Ни одна жизнь не проходит по прямой.
Самая совершенная жизнь идет по кругу, заканчивается у своего начала, и невозможно сказать: «Вот начало ее, а вот ее конец».
Совершенные жизни представляют собой сокровище Бога, в значительные дни он надевает их, как перстень, на палец своей ближайшей к сердцу руки.
Ненехофра обитала в доме неподалеку от Асуана, но еще ближе к первому порогу Нила, причем так близко, что шум вечной битвы между рекой и скалами был частью этой местности. Она росла, окруженная красотой, и про нее говорили, как про маки в саду ее отца: «Какая красота будет явлена миру, когда наступит пора ее цветения!»

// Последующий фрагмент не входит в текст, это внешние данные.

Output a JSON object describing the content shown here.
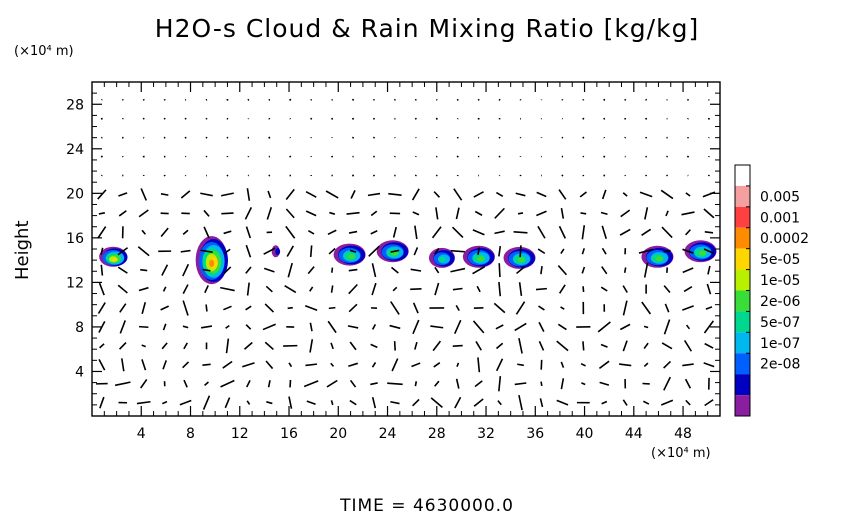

Каждый год ее жизни был подобен началу новой песни, которая еще восхитительнее, чем прежние.
В детстве она была подобна ребенку, родившемуся от брака между Севером, который омывался морем, и Югом, несшим в себе горячее дыхание пустыни; один из этих родителей дал ей страсть, а другой гений – так что когда они взирали на нее, то радостно смеялись, причем каждый говорил не «Она вся в меня», но «Ха-ха! Она вся в нас».
Все великолепие природы воплотилось в ее совершенстве. Когда она приходила или уходила, птицы вздымали крылья, приветствуя ее; буйные ветры смиряли свой нрав, утишаясь до нежных зефиров; белые лотосы всплывали из речных глубин, чтобы взглянуть на нее; река замедляла свой бег рядом с ней; высокие пальмы склоняли свои вершины и кронами навевали на нее прохладу; и все они, казалось, говорили – один: «Я дал ей свое изящество», другой: «Я одарил ее своим великолепием», третий: «Я наделил ее своей чистотой», и каждый из них дал ей свое достоинство.
Когда ей исполнилось двенадцать лет, Ненехофра стала очарованием всего Асуана, к шестнадцати годам о красоте ее узнала вся страна, а в двадцать лет в ее жизни не было дня, чтобы у дверей ее дома не появлялись принцы пустыни на белых верблюдах и властители Египта на золоченых барках. Когда же, безутешные, они возвращались назад, то говорили повсюду: «Я видел ее своими собственными глазами – и это не женщина, но сама Хатор»[90].